Lawyers Eye Maui as Potential Avenue for CWA Enforcement Post-Sackett
Brooks Smith, a partner in Troutman Pepper's Environmental + Natural Resources Practice Group, was quoted in the June 7, 2023 InsideEPA article, " Lawyers Eye Maui as Potential Avenue for CWA Enforcement Post-Sackett."
Smith echoed this idea, noting that Justice Scalia, in a previous WOTUS suit Rapanos v. United States, essentially said that "you can't evade jurisdiction."
"In Maui it was in the context of 402 NPDES permits, but you couldn't evade the 402 permit simply by discharging into a noncovered water feature that then was upstream and flowed into a covered feature.

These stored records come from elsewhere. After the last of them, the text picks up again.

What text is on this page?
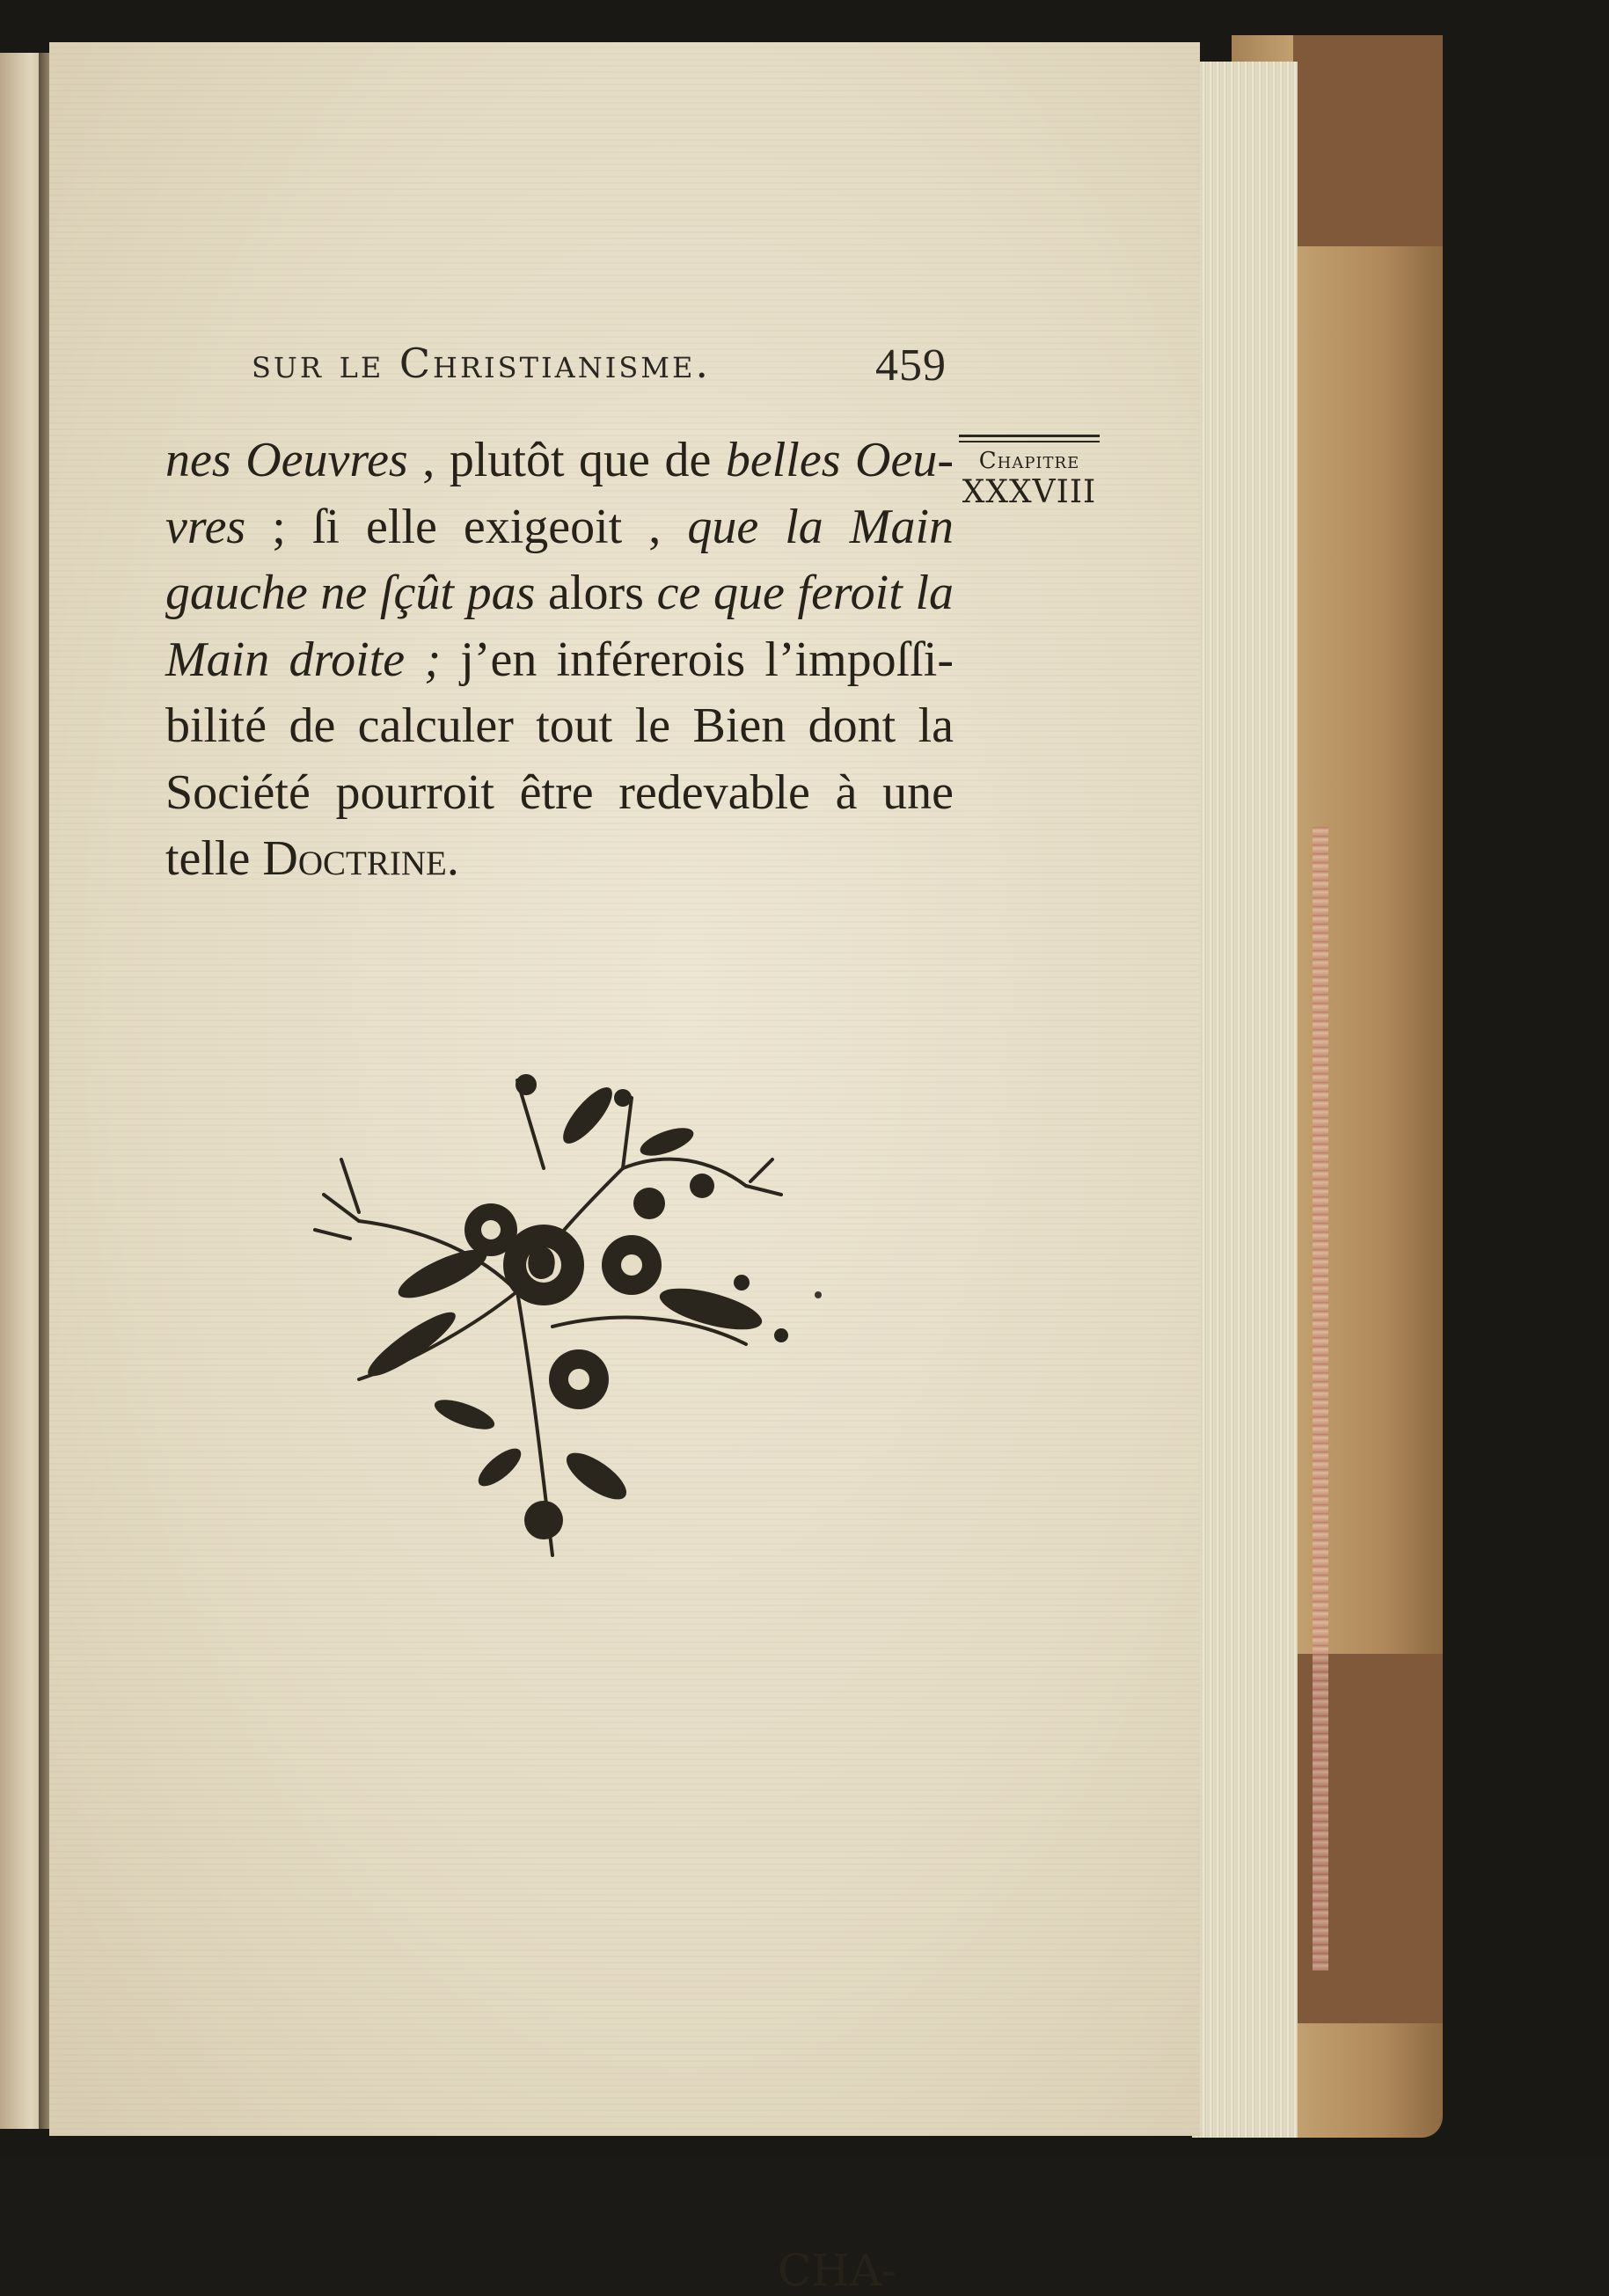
sur le Christianisme.	459
nes Oeuvres , plutôt que de belles Oeu-
vres ; ſi elle exigeoit , que la Main
gauche ne ſçût pas alors ce que feroit la
Main droite ; j’en inférerois l’impoſſi-
bilité de calculer tout le Bien dont la
Société pourroit être redevable à une
telle Doctrine.
Chapitre
XXXVIII
CHA-
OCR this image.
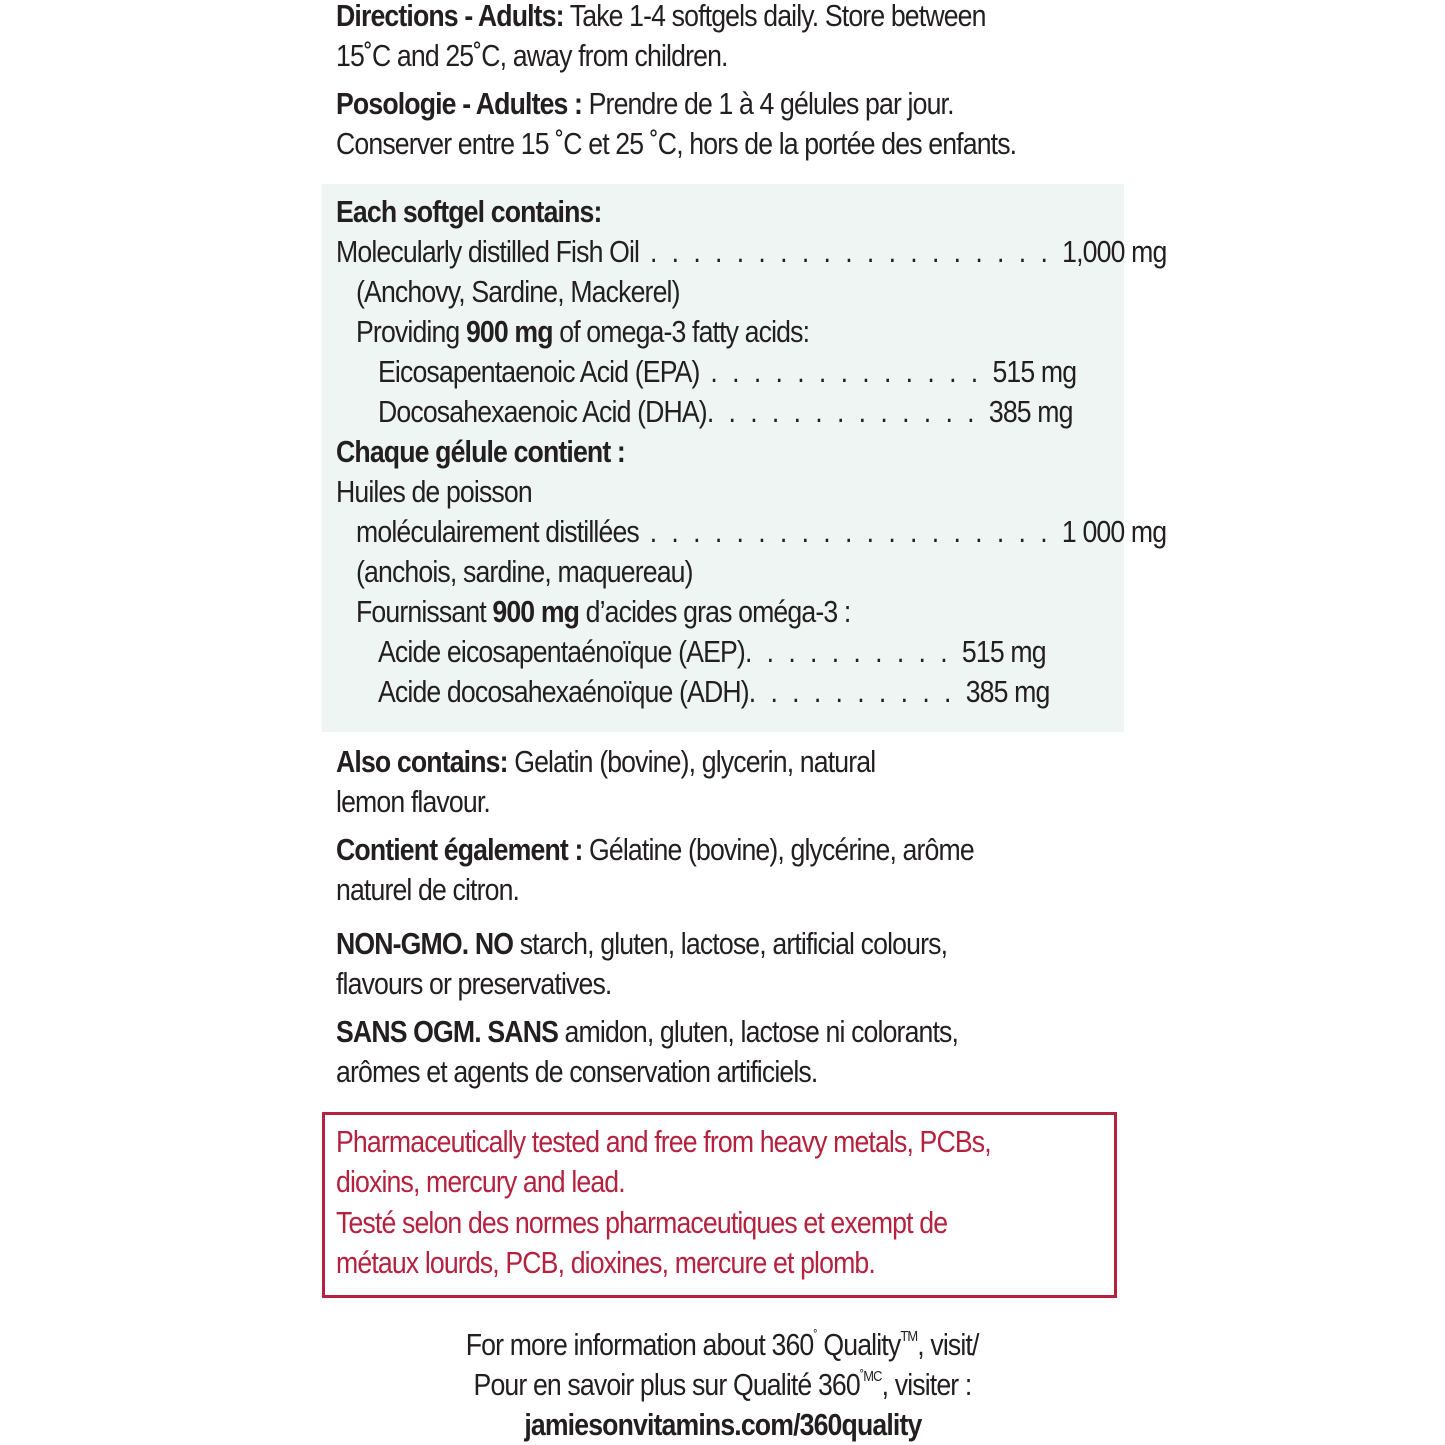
Directions - Adults: Take 1-4 softgels daily. Store between
15˚C and 25˚C, away from children.
Posologie - Adultes : Prendre de 1 à 4 gélules par jour.
Conserver entre 15 ˚C et 25 ˚C, hors de la portée des enfants.
Each softgel contains:
Molecularly distilled Fish Oil . . . . . . . . . . . . . . . . . . . 1,000 mg
(Anchovy, Sardine, Mackerel)
Providing 900 mg of omega-3 fatty acids:
Eicosapentaenoic Acid (EPA) . . . . . . . . . . . . . 515 mg
Docosahexaenoic Acid (DHA). . . . . . . . . . . . . 385 mg
Chaque gélule contient :
Huiles de poisson
moléculairement distillées . . . . . . . . . . . . . . . . . . . 1 000 mg
(anchois, sardine, maquereau)
Fournissant 900 mg d’acides gras oméga-3 :
Acide eicosapentaénoïque (AEP). . . . . . . . . . 515 mg
Acide docosahexaénoïque (ADH). . . . . . . . . . 385 mg
Also contains: Gelatin (bovine), glycerin, natural
lemon flavour.
Contient également : Gélatine (bovine), glycérine, arôme
naturel de citron.
NON-GMO. NO starch, gluten, lactose, artificial colours,
flavours or preservatives.
SANS OGM. SANS amidon, gluten, lactose ni colorants,
arômes et agents de conservation artificiels.
Pharmaceutically tested and free from heavy metals, PCBs,
dioxins, mercury and lead.
Testé selon des normes pharmaceutiques et exempt de
métaux lourds, PCB, dioxines, mercure et plomb.
For more information about 360˚ Quality™, visit/
Pour en savoir plus sur Qualité $360^{˚MC}$, visiter :
jamiesonvitamins.com/360quality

So, I read that to suggest, if you were to read Sackett to say ephemeral waters are no longer jurisdictional, and you had a 402 discharge into an ephemeral water, on its face you might say a NPDES permit is no longer required because it's not a discharge into a [WOTUS]. But I think under the Kavanaugh, Scalia interpretation, you may nonetheless be required . . . to protect downstream waters," Smith added.
While Craig and Schiff note that court review of this particular issue may stem from a legal challenge to a permit, Smith points to the EPA guidance currently under White House review.
"What I wonder is whether this will bubble up as an appeal to a forthcoming EPA rule… or as an appeal from one of these lower court decisions. I think that actually may influence how the Supreme Court reacts as well," Smith said.